Rose et Vert-Pomme/Le Rapiat fastueux

Rose et Vert-PommePaul Ollendorff. (p. 289-294).

LE RAPIAT FASTUEUX


Le nombre n’est pas si rare des gens qui, à la passion d’épater le monde de leur faste, joignent le farouche parti pris de sortir de leurs poches à peine des sommes dérisoires.

Sans remonter plus haut dans notre histoire, le jeune vicomte Raoul des Esbrouffettes n’est-il pas le type parfait du personnage ?

Je l’ai connu au quartier Latin ce vieux Raoul, à une époque bénie où les porte-allumettes n’étaient pas encore admis dans le matériel volant de la police parisienne.

Les dames de brasserie, parlant de Raoul, disaient :

— Il doit savoir ce que ça lui coûte par jour, ce type-là !

— Quoi donc ?

— Les voitures, donc.

Le fait est que Raoul arrivait régulièrement à la porte des caboulots, installé dans un sapin tumultueux.

Fringant, il sautait sur le trottoir, mettait dans la main du cocher son numéraire, avec un c’est bon, c’est bon, gardez tout ! extraordinairement grand seigneur.

Ce que les dames du Coucou ou du Furet ignoraient, c’est que Raoul nolisait son fiacre à une encâblure environ de la brasserie et qu’il gorgeait son cocher d’un or ne dépassant pas vingt-cinq ou trente centimes.

Ce simple truc de la voiture lui permit de poser des garennes entières dont l’écho n’est pas encore amorti sur la rive gauche.

Un beau jour, il fit un mariage non moins beau, sans rien changer à ses agissements coutumiers.

Avait-il un grand dîner à offrir ? Il affublait sa femme et sa cuisinière d’un costume de religieuse et les contraignait, ainsi costumées, à faire leur marché, sachant pertinemment que les braves dames des halles se plaisent à abandonner leur profit au bénéfice des œuvres charitables.

Cela étonnait bien un peu les marchandes au cœur d’or, de voir des bonnes sœurs acquérir turbots gros comme maisons ou asperges dont on aurait pu mâter un croiseur de haute mer, mais Raoul leur expliquait, avec un air de roi, que ces achats étaient destinés à l’Œuvre des vieux riches abandonnés.

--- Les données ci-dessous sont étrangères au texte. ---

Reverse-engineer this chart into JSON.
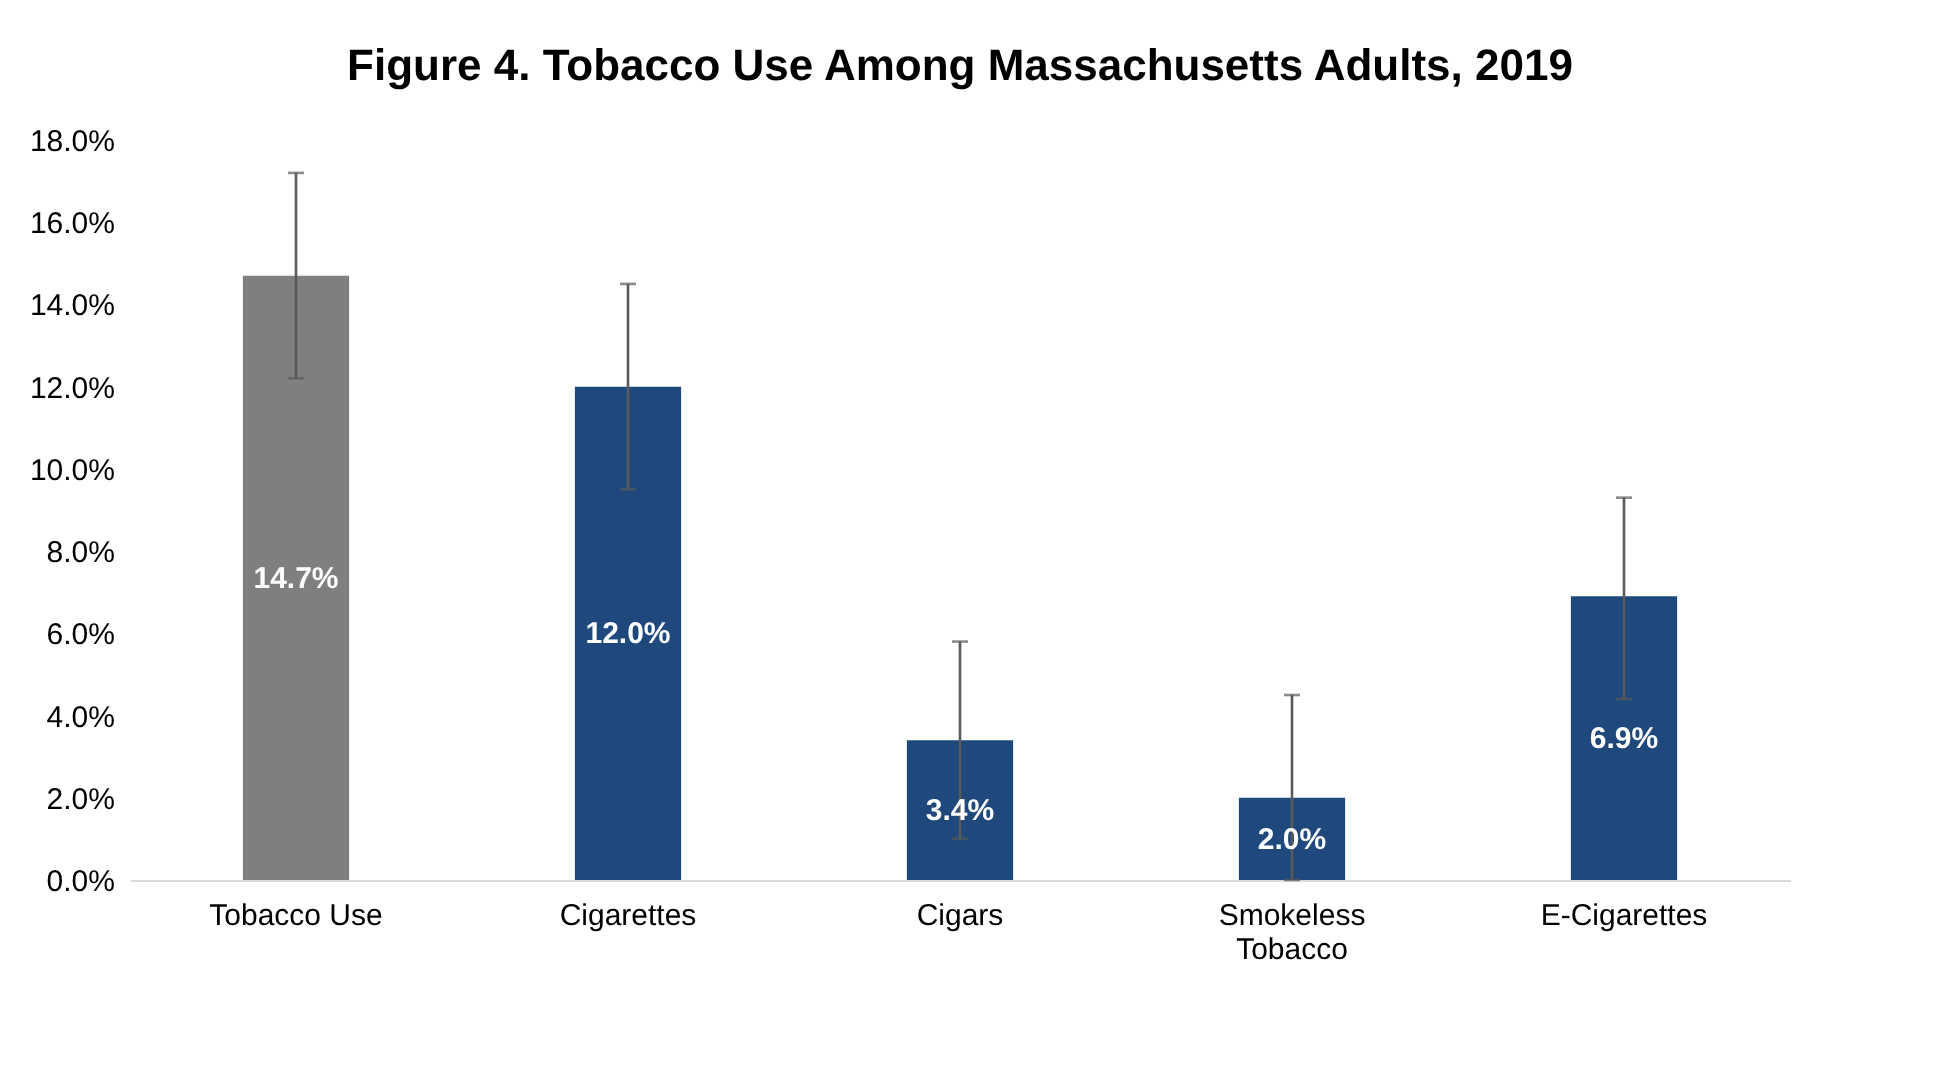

Un jour, — vous avouerez qu’il faut un sacré toupet — il envoya à sa compagnie d’assurances une petite note à rembourser de tout ce qui s’était brûlé chez lui, pendant l’hiver.

Il y avait une foule de stères de bois de chauffage, infiniment de bougies, des océans de pétrole, des boîtes d’allumettes dont le seul nombre ferait éclater les pages de ce livre, à peu près autant de paquets de tabac, pas mal d’excellents cigares.

(Le mot et cætera me paraît bien pâle pour donner une idée du reste, mais, me trouvant en ce moment à la campagne, je n’en ai point d’autre à ma disposition.)

Le plus rigolo — si j’ose m’exprimer ainsi — de l’affaire, c’est que la Compagnie d’assurances, après lecture de la police, ne se sentant pas bien sûre d’elle-même, préféra transiger et solda, rubis sur l’ongle, toute cette non prévue combustion.

Ce succès encouragea Raoul, qui ne douta plus de rien.

Je l’ai rencontré dimanche dernier aux régates de Saint-Malo : il fut charmant et d’un accueil exquis.

Je suis invité pour les courses de rochers qu’il organise, fin août.

La rade de Saint-Malo, comme chacun sait, est assez fertile en rochers de toute dimension.

On plantera sur chaque îlot, que dis-je ? sur le moindre roc, des guidons, les uns d’une couleur, les autres d’une autre.

Un aviso de l’État (probablement la Sainte-Barbe) donnera le signal, grâce à un coup de canon. Les rochers, alors, se mettront en branle.

Le premier arrivé aura droit à un buste de Chateaubriand, en biscuit de Sèvres ; le second, à une statue équestre de Duguay-Trouin en idem de mer, et ainsi de suite.

À cette occasion, la Compagnie de l’Ouest organise un train de plaisir à marche rapide.

Quant à la Compagnie P.-L.-M., bien que vivement sollicitée par le comité, elle a refusé son concours à ce nouveau sport.

Les Malouins sauront se souvenir de cette mauvaise volonté.